A Prince George's County judge yesterday rejected a guilty plea to a misdemeanor assault and battery charge by University of Maryland defensive back Keeta Covington and ordered a jury trial.
The development came after the prosecution objected to a sentence reached in a plea bargain between Covington's attorney and Judge Vincent Femia.
Trial was set for April 28. A judge will be assigned to hear the case April 25.
During yesterday's hearing before Femia, Covington, a 21-year-old junior, admitted "there was physical contact" with Yvockeea Kim Gray in an Aug. 20, 1985 incident in Covington's campus dormitory room. But he said, "I didn't knock her to the ground," as Gray alleged in court documents.
Both Covington and his attorney, Jeffrey Weber, declined comment.
Under the plea bargain, in which prosecutors do not participate, Femia gave Covington a choice of accepting one of two sentences: a $100 fine with the outcome remaining on Covington's record or one night in jail with the record expunged after three years.
Weber said Covington chose the night in jail.
But James Jones, the assistant state's attorney trying the case, said the state wanted a stronger sentence -- at least 10 days in jail and supervised probation -- and asked for a presentencing investigation. He said this was necessary because of "the defendant's prior character," citing a civil damages suit Covington recently settled out of court.
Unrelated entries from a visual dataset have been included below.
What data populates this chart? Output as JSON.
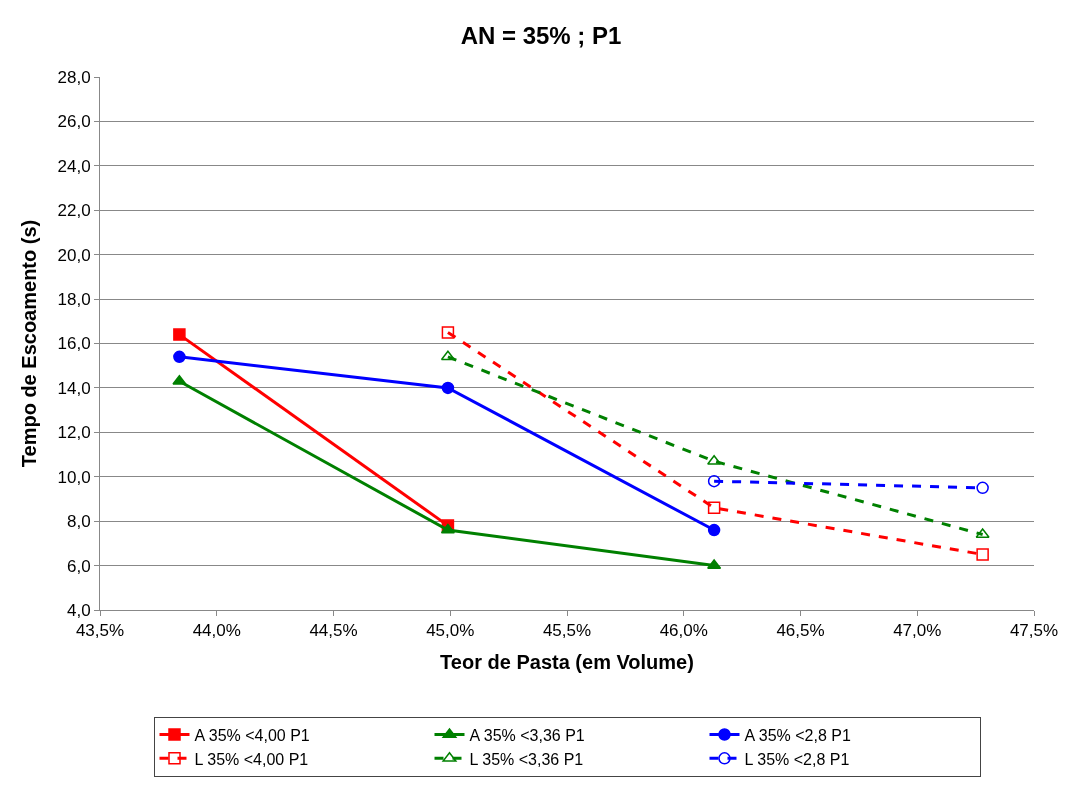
{
  "chart_data": {
    "type": "line",
    "title": "AN = 35% ; P1",
    "xlabel": "Teor de Pasta (em Volume)",
    "ylabel": "Tempo de Escoamento (s)",
    "xlim": [
      43.5,
      47.5
    ],
    "xticks": [
      {
        "value": 43.5,
        "label": "43,5%"
      },
      {
        "value": 44.0,
        "label": "44,0%"
      },
      {
        "value": 44.5,
        "label": "44,5%"
      },
      {
        "value": 45.0,
        "label": "45,0%"
      },
      {
        "value": 45.5,
        "label": "45,5%"
      },
      {
        "value": 46.0,
        "label": "46,0%"
      },
      {
        "value": 46.5,
        "label": "46,5%"
      },
      {
        "value": 47.0,
        "label": "47,0%"
      },
      {
        "value": 47.5,
        "label": "47,5%"
      }
    ],
    "ylim": [
      4,
      28
    ],
    "yticks": [
      {
        "value": 4,
        "label": "4,0"
      },
      {
        "value": 6,
        "label": "6,0"
      },
      {
        "value": 8,
        "label": "8,0"
      },
      {
        "value": 10,
        "label": "10,0"
      },
      {
        "value": 12,
        "label": "12,0"
      },
      {
        "value": 14,
        "label": "14,0"
      },
      {
        "value": 16,
        "label": "16,0"
      },
      {
        "value": 18,
        "label": "18,0"
      },
      {
        "value": 20,
        "label": "20,0"
      },
      {
        "value": 22,
        "label": "22,0"
      },
      {
        "value": 24,
        "label": "24,0"
      },
      {
        "value": 26,
        "label": "26,0"
      },
      {
        "value": 28,
        "label": "28,0"
      }
    ],
    "grid": "y",
    "legend": "bottom",
    "series": [
      {
        "name": "A 35% <4,00 P1",
        "color": "#ff0000",
        "marker": "square",
        "line_style": "solid",
        "x": [
          43.84,
          44.99
        ],
        "values": [
          16.4,
          7.8
        ]
      },
      {
        "name": "A 35% <3,36 P1",
        "color": "#008000",
        "marker": "triangle",
        "line_style": "solid",
        "x": [
          43.84,
          44.99,
          46.13
        ],
        "values": [
          14.3,
          7.6,
          6.0
        ]
      },
      {
        "name": "A 35% <2,8 P1",
        "color": "#0000ff",
        "marker": "circle",
        "line_style": "solid",
        "x": [
          43.84,
          44.99,
          46.13
        ],
        "values": [
          15.4,
          14.0,
          7.6
        ]
      },
      {
        "name": "L 35% <4,00 P1",
        "color": "#ff0000",
        "marker": "square-open",
        "line_style": "dashed",
        "x": [
          44.99,
          46.13,
          47.28
        ],
        "values": [
          16.5,
          8.6,
          6.5
        ]
      },
      {
        "name": "L 35% <3,36 P1",
        "color": "#008000",
        "marker": "triangle-open",
        "line_style": "dashed",
        "x": [
          44.99,
          46.13,
          47.28
        ],
        "values": [
          15.4,
          10.7,
          7.4
        ]
      },
      {
        "name": "L 35% <2,8 P1",
        "color": "#0000ff",
        "marker": "circle-open",
        "line_style": "dashed",
        "x": [
          46.13,
          47.28
        ],
        "values": [
          9.8,
          9.5
        ]
      }
    ]
  }
}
Two criminal charges against Covington also arose from that case, which involved a February 1985 incident at the Rendezvous Inn, a bar near campus, in which a Maryland student alleged Covington knocked out three of his teeth. A charge of giving a false report to a police officer was dismissed and a misdemeanor assault and battery charge was put on stet docket, meaning the state could reopen the case if Covington got in trouble again.
Jones said yesterday in court the state does not plan to reopen that case. Femia told Jones he would not order a presentencing investigation in the present case because it was a waste of money and, concerning the request for 10 days in jail, said to Jones, "I bet you can't tell me anybody who got 10 days in jail for a simple assault."
In his office, Femia said the plea bargain he offered Covington was common in this type of case.
"The state objects. The simple way around it is [to] set a date for trial. Then no one can object," said Femia, who handles all criminal appeal cases from district court.
Said State's Attorney Arthur Marshall, "I just like the case tried and the case disposed of the way it should be with the state having its interests represented."
He said his office did not treat Covington any differently because he is an athlete.